Our previous experiments have indicated that the addition or removal of a single epitope from a short polypeptide containing a few epitopes, could affect the antibody level as well as the T-cell proliferation responses induced by the chimeric polypeptide. This indicates that it is not the number of epitopes but the configuration of the molecule that plays an essential role in the efficiency of a chimeric antigen [12]. Other groups have also reported that a stable molecular conformation is required for some candidate vaccines to provide protection against parasite challenge (such as the disulfide bond formation in 3D structure) [13]. Unfortunately, it is not easy to control the subtle substructure of polyepitope proteins when the epitopes are linked in tandem. Here, we have constructed chimeric antigen molecules using the technique of molecular breeding of 14 shuffled epitopes, most of which are derived from vaccine candidate antigens of the blood stage of P. falciparum and two T helper epitopes being selected from antigens of sporozoits just in order to provide help for antibody production. Previous studies in our lab have shown that in vivo DNA library vaccination of polyeptiope chimeric genes with 1.2 and 2.0 kb sizes have the best immunogenicity in rodent model [14]. One of chimeric antigen genes, named M.RCAg-1 was identified by screening for antigenicity and immunogenicity from these two DNA libraries both in vitro and in vivo.

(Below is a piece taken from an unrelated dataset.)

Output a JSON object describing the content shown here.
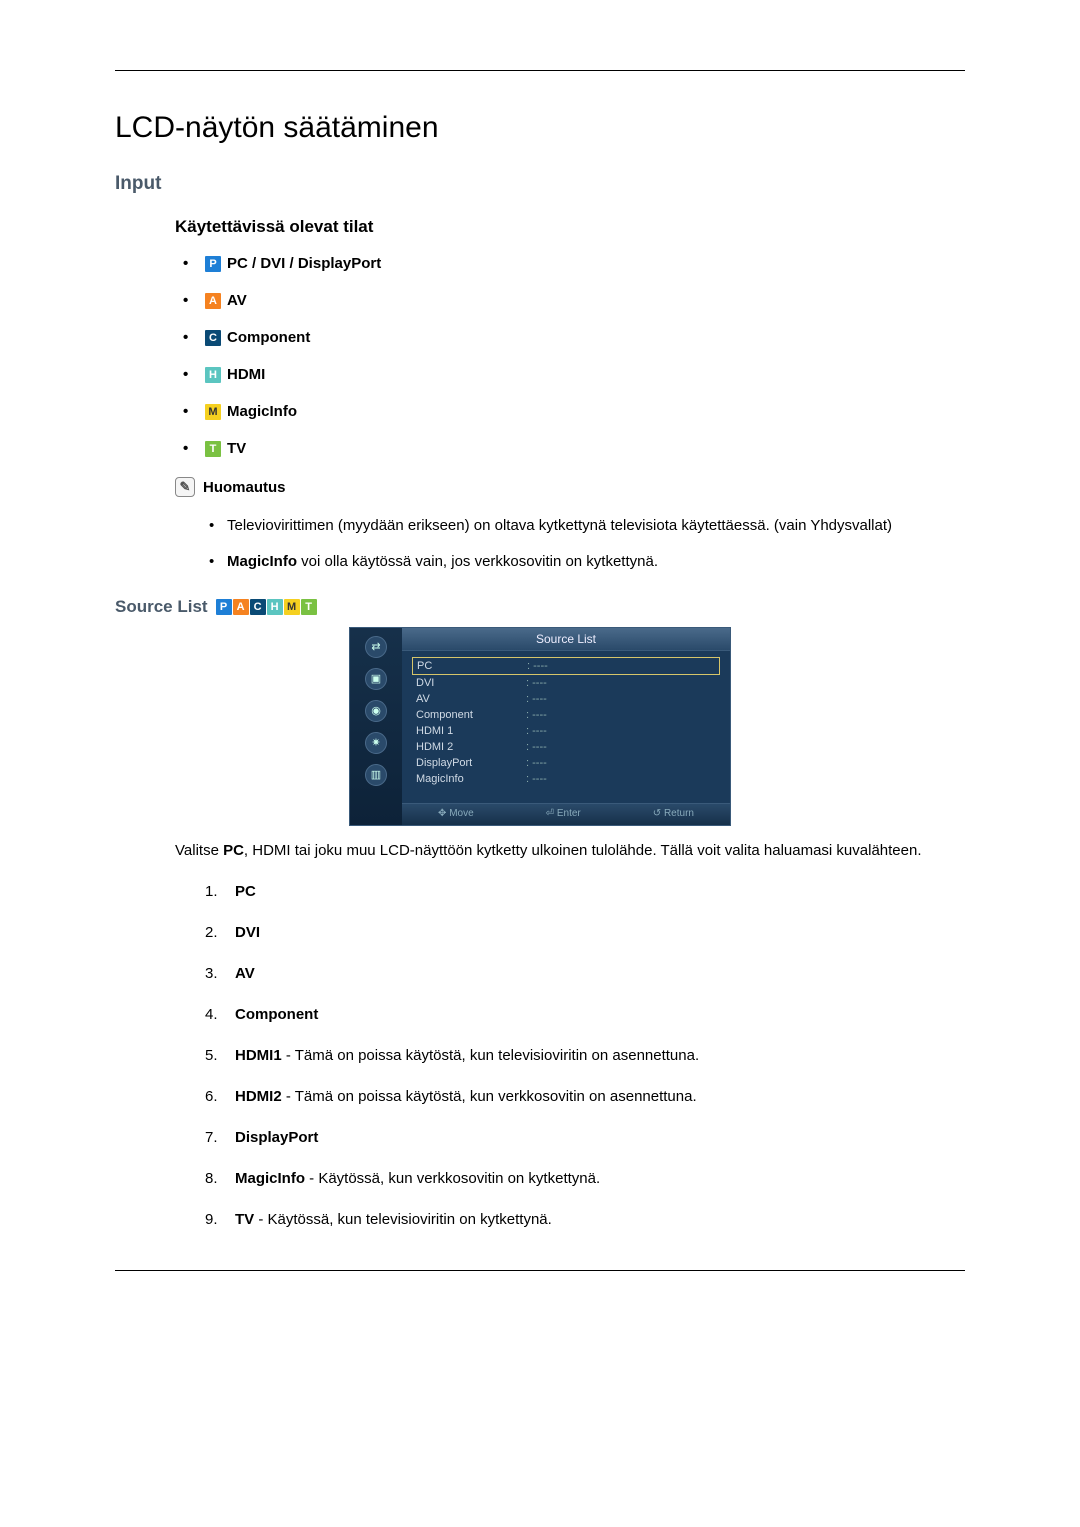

In the present study, we examined the immunological and vaccinological properties of the corresponding E. coli-expressed recombinant polyepitope protein, M.RCAg-1, as a candidate vaccine by four aspects below: (i) antibody and T-cell responses in mice and rabbits; (ii) immunoreactivities of the vaccine-elicited antibodies against the blood stage of P. falciparum; (iii) the reactivity of the chimeric antigen with sera of malaria patients or residents living in highly endemic area; and (iv) in vitro antiparasite activity of vaccine-elicited antibodies.